In Juno and the Paycock, the place of action is a Dublin tenement, set against the background of the civil war between the Free Staters and the Republicans. The heroine of the play, Juno Boyle, is a poor woman in financial hardship, brought about by her husband Captain Boyle’s thriftlessness and drunkenness. She is a woman of practicality and fortitude but has to suffer intensely, while her husband spends freely and piles up debts. There is a sad affair of their daughter Mary who becomes pregnant and is abandoned by her schoolmaster lover. Their son John turned one-armed and neurotic in the civil war, is shot by his own comrades as an informer. The play is all a tragedy, with the heroine, representing suffering Irish womanhood. She is left with only a poor dead son, and she takes her grief as an inevitable casualty and prays to Jesus, ‘Given us Thine own eternal love.” She comes here very close to Synge’s memorable character Maurya in Riders to the Sea.

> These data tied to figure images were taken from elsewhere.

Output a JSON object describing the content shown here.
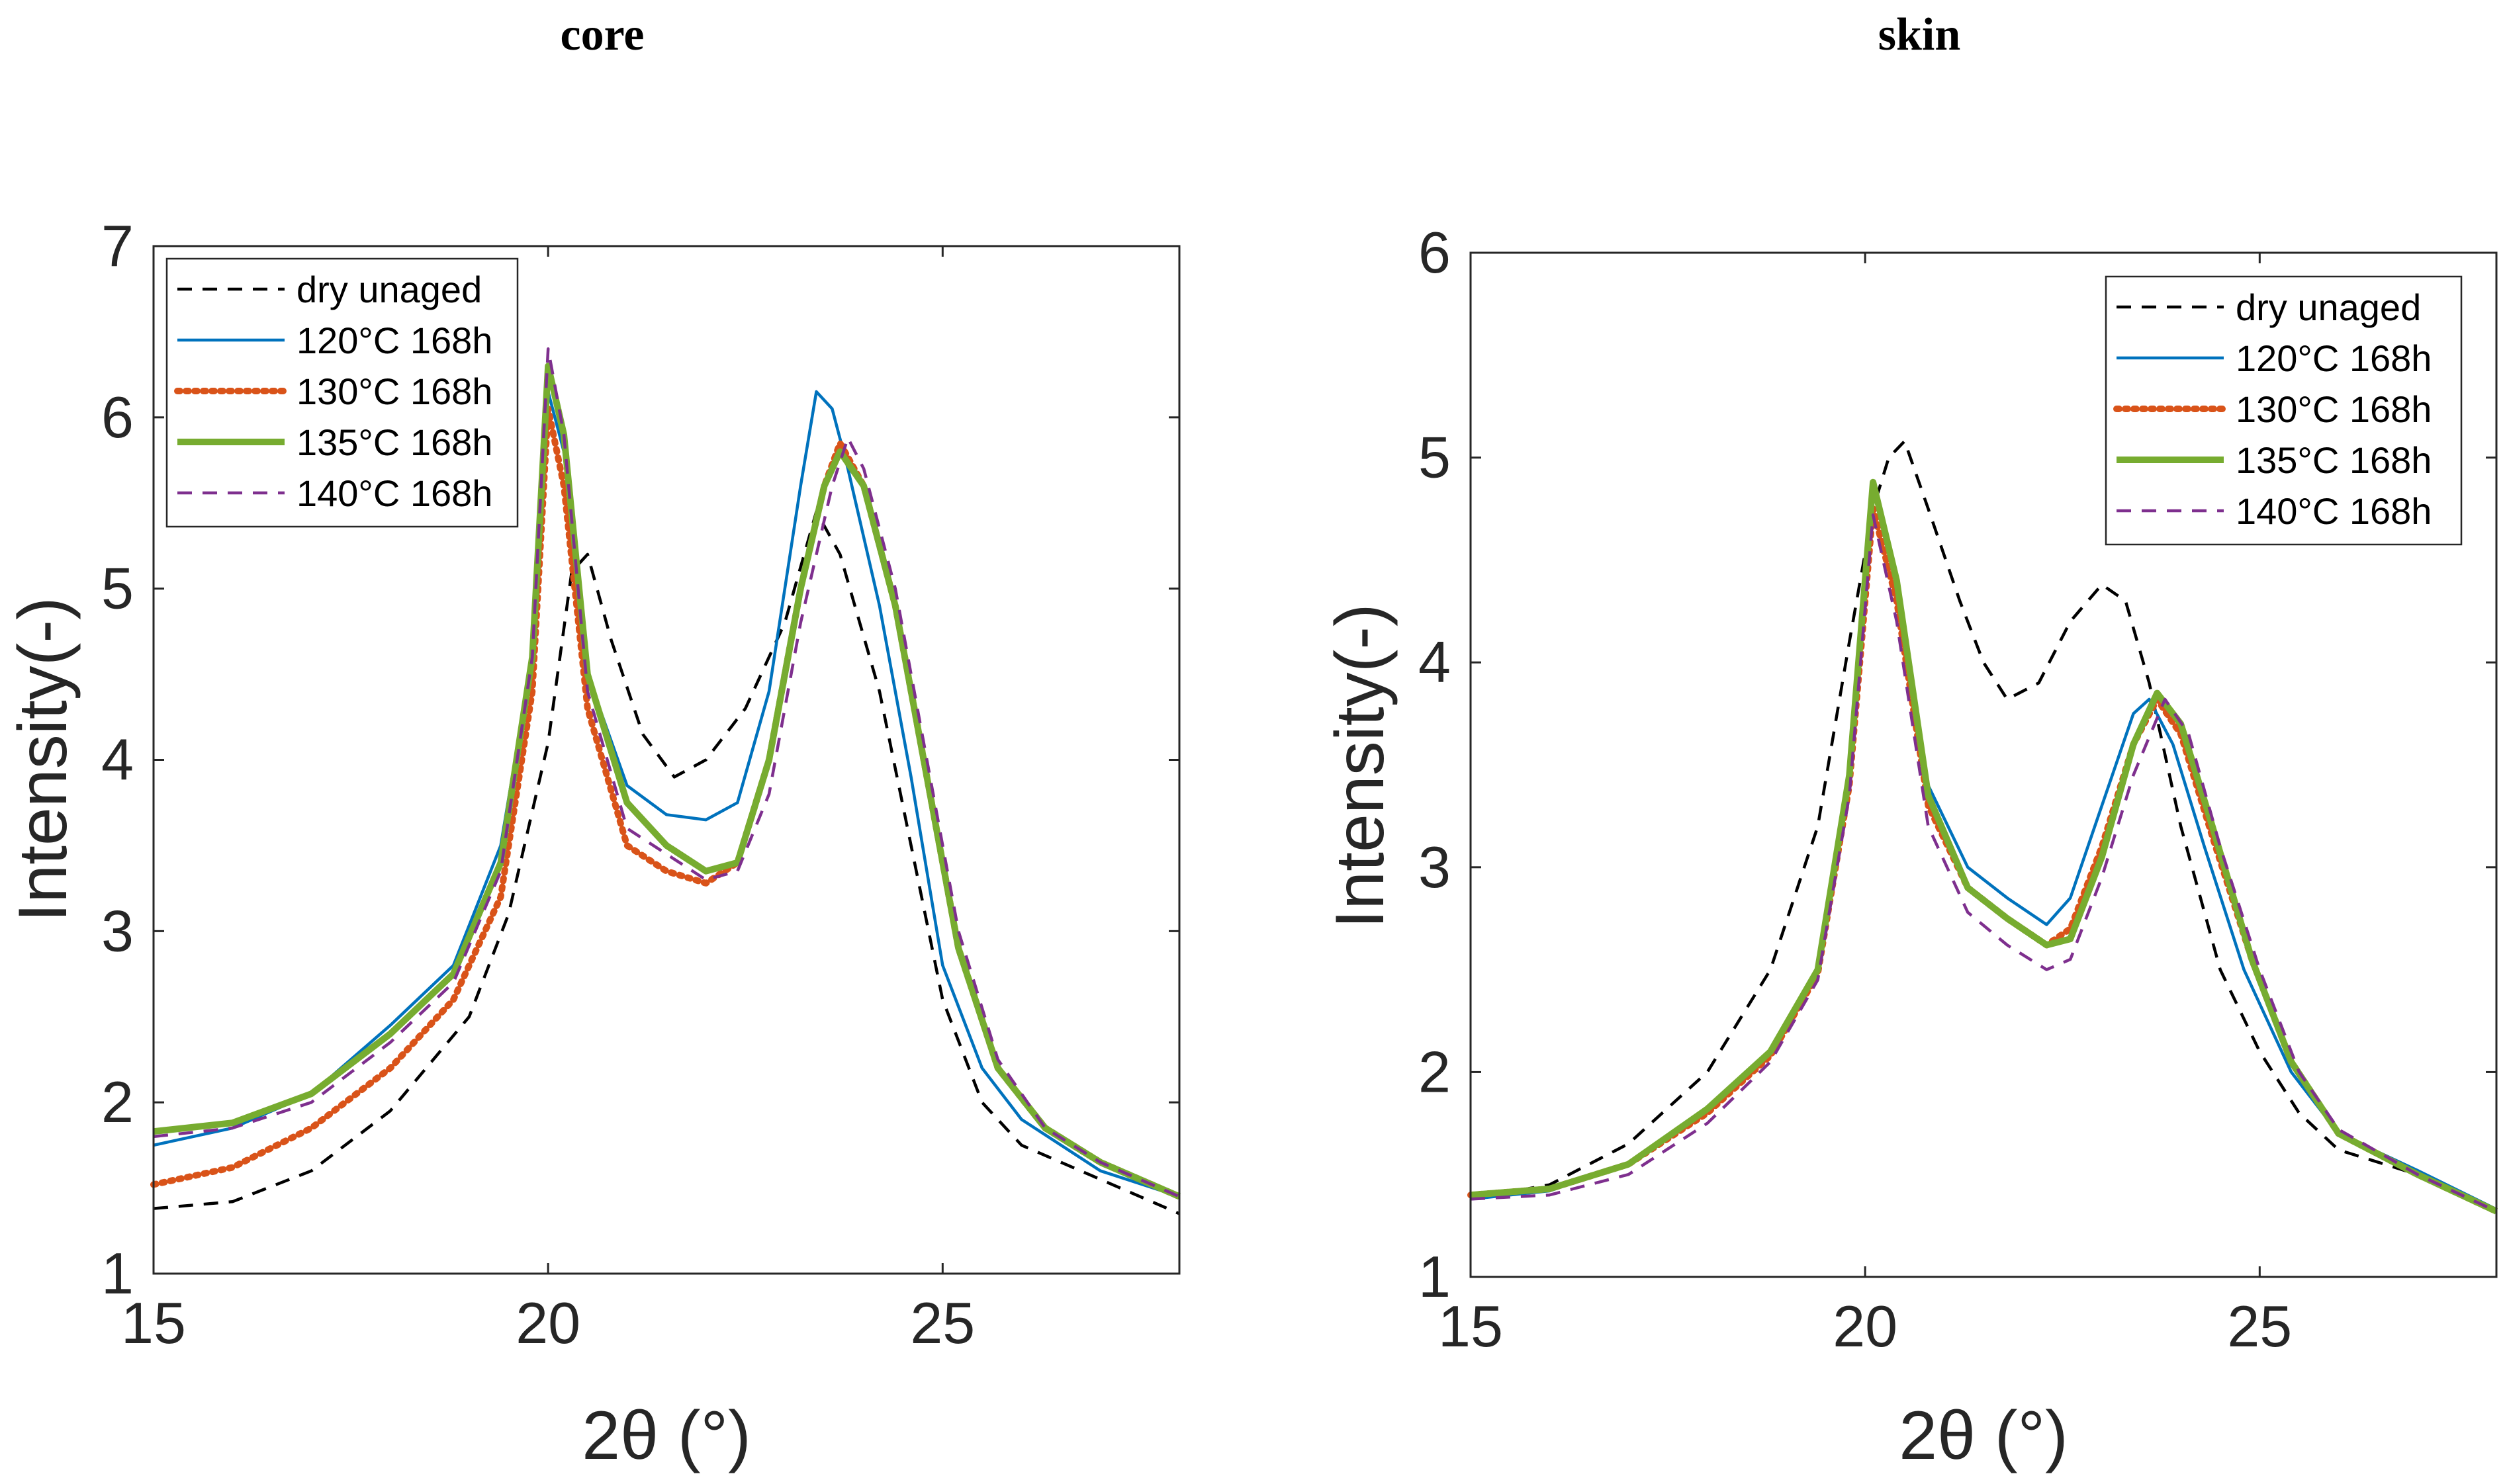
{
  "colors": {
    "dry_unaged": "#000000",
    "c120": "#0072BD",
    "c130": "#D95319",
    "c135": "#77AC30",
    "c140": "#7E2F8E"
  },
  "chart_data": [
    {
      "type": "line",
      "title": "core",
      "xlabel": "2θ (°)",
      "ylabel": "Intensity(-)",
      "xlim": [
        15,
        28
      ],
      "ylim": [
        1,
        7
      ],
      "xticks": [
        "15",
        "20",
        "25"
      ],
      "yticks": [
        "1",
        "2",
        "3",
        "4",
        "5",
        "6",
        "7"
      ],
      "legend_position": "top-left",
      "series": [
        {
          "name": "dry unaged",
          "style": "dashed",
          "color": "#000000",
          "points": [
            [
              15,
              1.38
            ],
            [
              16,
              1.42
            ],
            [
              17,
              1.6
            ],
            [
              18,
              1.95
            ],
            [
              19,
              2.5
            ],
            [
              19.5,
              3.1
            ],
            [
              20,
              4.1
            ],
            [
              20.3,
              5.1
            ],
            [
              20.5,
              5.2
            ],
            [
              20.8,
              4.7
            ],
            [
              21.2,
              4.15
            ],
            [
              21.6,
              3.9
            ],
            [
              22,
              4.0
            ],
            [
              22.5,
              4.3
            ],
            [
              23,
              4.8
            ],
            [
              23.4,
              5.45
            ],
            [
              23.7,
              5.2
            ],
            [
              24.2,
              4.4
            ],
            [
              24.6,
              3.5
            ],
            [
              25,
              2.6
            ],
            [
              25.5,
              2.0
            ],
            [
              26,
              1.75
            ],
            [
              27,
              1.55
            ],
            [
              28,
              1.35
            ]
          ]
        },
        {
          "name": "120°C 168h",
          "style": "solid",
          "color": "#0072BD",
          "points": [
            [
              15,
              1.75
            ],
            [
              16,
              1.85
            ],
            [
              17,
              2.05
            ],
            [
              18,
              2.45
            ],
            [
              18.8,
              2.8
            ],
            [
              19.4,
              3.5
            ],
            [
              19.8,
              4.6
            ],
            [
              20,
              6.15
            ],
            [
              20.2,
              5.8
            ],
            [
              20.5,
              4.5
            ],
            [
              21,
              3.85
            ],
            [
              21.5,
              3.68
            ],
            [
              22,
              3.65
            ],
            [
              22.4,
              3.75
            ],
            [
              22.8,
              4.4
            ],
            [
              23.2,
              5.6
            ],
            [
              23.4,
              6.15
            ],
            [
              23.6,
              6.05
            ],
            [
              23.8,
              5.7
            ],
            [
              24.2,
              4.9
            ],
            [
              24.6,
              3.9
            ],
            [
              25,
              2.8
            ],
            [
              25.5,
              2.2
            ],
            [
              26,
              1.9
            ],
            [
              27,
              1.6
            ],
            [
              28,
              1.45
            ]
          ]
        },
        {
          "name": "130°C 168h",
          "style": "dotted",
          "color": "#D95319",
          "points": [
            [
              15,
              1.52
            ],
            [
              16,
              1.62
            ],
            [
              17,
              1.85
            ],
            [
              18,
              2.2
            ],
            [
              18.8,
              2.6
            ],
            [
              19.4,
              3.2
            ],
            [
              19.8,
              4.4
            ],
            [
              20,
              6.05
            ],
            [
              20.2,
              5.6
            ],
            [
              20.5,
              4.3
            ],
            [
              21,
              3.5
            ],
            [
              21.5,
              3.35
            ],
            [
              22,
              3.28
            ],
            [
              22.4,
              3.4
            ],
            [
              22.8,
              4.0
            ],
            [
              23.2,
              5.0
            ],
            [
              23.5,
              5.6
            ],
            [
              23.7,
              5.85
            ],
            [
              24,
              5.6
            ],
            [
              24.4,
              4.9
            ],
            [
              24.8,
              3.9
            ],
            [
              25.2,
              2.9
            ],
            [
              25.7,
              2.2
            ],
            [
              26.3,
              1.85
            ],
            [
              27,
              1.65
            ],
            [
              28,
              1.45
            ]
          ]
        },
        {
          "name": "135°C 168h",
          "style": "solid-thick",
          "color": "#77AC30",
          "points": [
            [
              15,
              1.83
            ],
            [
              16,
              1.88
            ],
            [
              17,
              2.05
            ],
            [
              18,
              2.4
            ],
            [
              18.8,
              2.75
            ],
            [
              19.4,
              3.4
            ],
            [
              19.8,
              4.6
            ],
            [
              20,
              6.3
            ],
            [
              20.2,
              5.9
            ],
            [
              20.5,
              4.5
            ],
            [
              21,
              3.75
            ],
            [
              21.5,
              3.5
            ],
            [
              22,
              3.35
            ],
            [
              22.4,
              3.4
            ],
            [
              22.8,
              4.0
            ],
            [
              23.2,
              5.0
            ],
            [
              23.5,
              5.6
            ],
            [
              23.7,
              5.8
            ],
            [
              24,
              5.6
            ],
            [
              24.4,
              4.9
            ],
            [
              24.8,
              3.9
            ],
            [
              25.2,
              2.9
            ],
            [
              25.7,
              2.2
            ],
            [
              26.3,
              1.85
            ],
            [
              27,
              1.65
            ],
            [
              28,
              1.45
            ]
          ]
        },
        {
          "name": "140°C 168h",
          "style": "dashed",
          "color": "#7E2F8E",
          "points": [
            [
              15,
              1.8
            ],
            [
              16,
              1.85
            ],
            [
              17,
              2.0
            ],
            [
              18,
              2.35
            ],
            [
              18.8,
              2.7
            ],
            [
              19.4,
              3.35
            ],
            [
              19.8,
              4.6
            ],
            [
              20,
              6.4
            ],
            [
              20.2,
              5.9
            ],
            [
              20.5,
              4.4
            ],
            [
              21,
              3.6
            ],
            [
              21.5,
              3.45
            ],
            [
              22,
              3.3
            ],
            [
              22.4,
              3.35
            ],
            [
              22.8,
              3.8
            ],
            [
              23.2,
              4.8
            ],
            [
              23.6,
              5.6
            ],
            [
              23.8,
              5.88
            ],
            [
              24,
              5.7
            ],
            [
              24.4,
              5.0
            ],
            [
              24.8,
              4.0
            ],
            [
              25.2,
              3.0
            ],
            [
              25.7,
              2.25
            ],
            [
              26.3,
              1.85
            ],
            [
              27,
              1.65
            ],
            [
              28,
              1.45
            ]
          ]
        }
      ]
    },
    {
      "type": "line",
      "title": "skin",
      "xlabel": "2θ (°)",
      "ylabel": "Intensity(-)",
      "xlim": [
        15,
        28
      ],
      "ylim": [
        1,
        6
      ],
      "xticks": [
        "15",
        "20",
        "25"
      ],
      "yticks": [
        "1",
        "2",
        "3",
        "4",
        "5",
        "6"
      ],
      "legend_position": "top-right",
      "series": [
        {
          "name": "dry unaged",
          "style": "dashed",
          "color": "#000000",
          "points": [
            [
              15,
              1.38
            ],
            [
              16,
              1.45
            ],
            [
              17,
              1.65
            ],
            [
              18,
              2.0
            ],
            [
              18.8,
              2.5
            ],
            [
              19.4,
              3.2
            ],
            [
              19.8,
              4.1
            ],
            [
              20.1,
              4.75
            ],
            [
              20.3,
              5.0
            ],
            [
              20.5,
              5.08
            ],
            [
              20.8,
              4.75
            ],
            [
              21.2,
              4.3
            ],
            [
              21.5,
              4.0
            ],
            [
              21.8,
              3.82
            ],
            [
              22.2,
              3.9
            ],
            [
              22.6,
              4.2
            ],
            [
              23,
              4.38
            ],
            [
              23.3,
              4.3
            ],
            [
              23.6,
              3.9
            ],
            [
              24,
              3.2
            ],
            [
              24.5,
              2.5
            ],
            [
              25,
              2.1
            ],
            [
              25.5,
              1.8
            ],
            [
              26,
              1.62
            ],
            [
              27,
              1.5
            ],
            [
              28,
              1.32
            ]
          ]
        },
        {
          "name": "120°C 168h",
          "style": "solid",
          "color": "#0072BD",
          "points": [
            [
              15,
              1.38
            ],
            [
              16,
              1.42
            ],
            [
              17,
              1.55
            ],
            [
              18,
              1.8
            ],
            [
              18.8,
              2.1
            ],
            [
              19.4,
              2.5
            ],
            [
              19.8,
              3.5
            ],
            [
              20.1,
              4.85
            ],
            [
              20.4,
              4.4
            ],
            [
              20.8,
              3.4
            ],
            [
              21.3,
              3.0
            ],
            [
              21.8,
              2.85
            ],
            [
              22.3,
              2.72
            ],
            [
              22.6,
              2.85
            ],
            [
              23,
              3.3
            ],
            [
              23.4,
              3.75
            ],
            [
              23.6,
              3.82
            ],
            [
              23.9,
              3.6
            ],
            [
              24.3,
              3.1
            ],
            [
              24.8,
              2.5
            ],
            [
              25.4,
              2.0
            ],
            [
              26,
              1.7
            ],
            [
              27,
              1.52
            ],
            [
              28,
              1.33
            ]
          ]
        },
        {
          "name": "130°C 168h",
          "style": "dotted",
          "color": "#D95319",
          "points": [
            [
              15,
              1.4
            ],
            [
              16,
              1.43
            ],
            [
              17,
              1.55
            ],
            [
              18,
              1.8
            ],
            [
              18.8,
              2.08
            ],
            [
              19.4,
              2.48
            ],
            [
              19.8,
              3.4
            ],
            [
              20.1,
              4.75
            ],
            [
              20.4,
              4.3
            ],
            [
              20.8,
              3.3
            ],
            [
              21.3,
              2.9
            ],
            [
              21.8,
              2.75
            ],
            [
              22.3,
              2.62
            ],
            [
              22.6,
              2.7
            ],
            [
              23,
              3.1
            ],
            [
              23.4,
              3.6
            ],
            [
              23.7,
              3.82
            ],
            [
              24,
              3.65
            ],
            [
              24.4,
              3.15
            ],
            [
              24.9,
              2.55
            ],
            [
              25.4,
              2.05
            ],
            [
              26,
              1.7
            ],
            [
              27,
              1.5
            ],
            [
              28,
              1.32
            ]
          ]
        },
        {
          "name": "135°C 168h",
          "style": "solid-thick",
          "color": "#77AC30",
          "points": [
            [
              15,
              1.4
            ],
            [
              16,
              1.43
            ],
            [
              17,
              1.55
            ],
            [
              18,
              1.82
            ],
            [
              18.8,
              2.1
            ],
            [
              19.4,
              2.5
            ],
            [
              19.8,
              3.45
            ],
            [
              20.1,
              4.88
            ],
            [
              20.4,
              4.4
            ],
            [
              20.8,
              3.35
            ],
            [
              21.3,
              2.9
            ],
            [
              21.8,
              2.75
            ],
            [
              22.3,
              2.62
            ],
            [
              22.6,
              2.65
            ],
            [
              23,
              3.05
            ],
            [
              23.4,
              3.6
            ],
            [
              23.7,
              3.85
            ],
            [
              24,
              3.7
            ],
            [
              24.4,
              3.2
            ],
            [
              24.9,
              2.55
            ],
            [
              25.4,
              2.05
            ],
            [
              26,
              1.7
            ],
            [
              27,
              1.5
            ],
            [
              28,
              1.32
            ]
          ]
        },
        {
          "name": "140°C 168h",
          "style": "dashed",
          "color": "#7E2F8E",
          "points": [
            [
              15,
              1.38
            ],
            [
              16,
              1.4
            ],
            [
              17,
              1.5
            ],
            [
              18,
              1.75
            ],
            [
              18.8,
              2.05
            ],
            [
              19.4,
              2.45
            ],
            [
              19.8,
              3.35
            ],
            [
              20.1,
              4.72
            ],
            [
              20.4,
              4.2
            ],
            [
              20.8,
              3.2
            ],
            [
              21.3,
              2.78
            ],
            [
              21.8,
              2.62
            ],
            [
              22.3,
              2.5
            ],
            [
              22.6,
              2.55
            ],
            [
              23,
              2.95
            ],
            [
              23.4,
              3.45
            ],
            [
              23.8,
              3.82
            ],
            [
              24.1,
              3.65
            ],
            [
              24.5,
              3.1
            ],
            [
              25,
              2.5
            ],
            [
              25.5,
              2.0
            ],
            [
              26,
              1.72
            ],
            [
              27,
              1.5
            ],
            [
              28,
              1.32
            ]
          ]
        }
      ]
    }
  ]
}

The Plough and the Stars is, perhaps, more serious in conception. The background is here also a political-the uprising in 1916. The play depicts quite explicitly the tragic effect of fanatical nationalism in the violence it engenders. Men are shown to indulge in the reckless acts of bloodshed under patriotic instincts. Sean O’Casey shows here ironically how the hard-hearted patriotic conduct is sponsored more by ego and vanity than by good sense and noble inspiration and results in the acutely agonizing suffering for women in particular. The tone here is definitely deeply tragic.
O’Casey relationship with the Abbey Theatre came to an unfortunate end in 1928, when his expressionist drama The Silver Tassie was refused by Yeats. He went to England and lived there in exile. The Silver Tassie, performed in London, is a harrowing exposure of the evil effect of trench warfare in England and the damage done by it on human hope and happiness. This is a sort of the experimental drama with rather non-naturalistic dialogue and undramatic presentation but basically pacifist in approach and humanist in outlook.
O’ Casey’s other play, Red Roses for Me, with Dublin as the setting, is somewhat autobiographical, and the hero seems to be a self-portrait. The new expressionist technique, suggested by the German dramatists and by the American Eugene O’Neill is found employed by him, with much lesser success. The emotional spontaneity and the verbal vitality of his earlier plays are found to give way to his conventionally colourful imagination, mechanical symbolism and verbal unnaturalism of his later plays.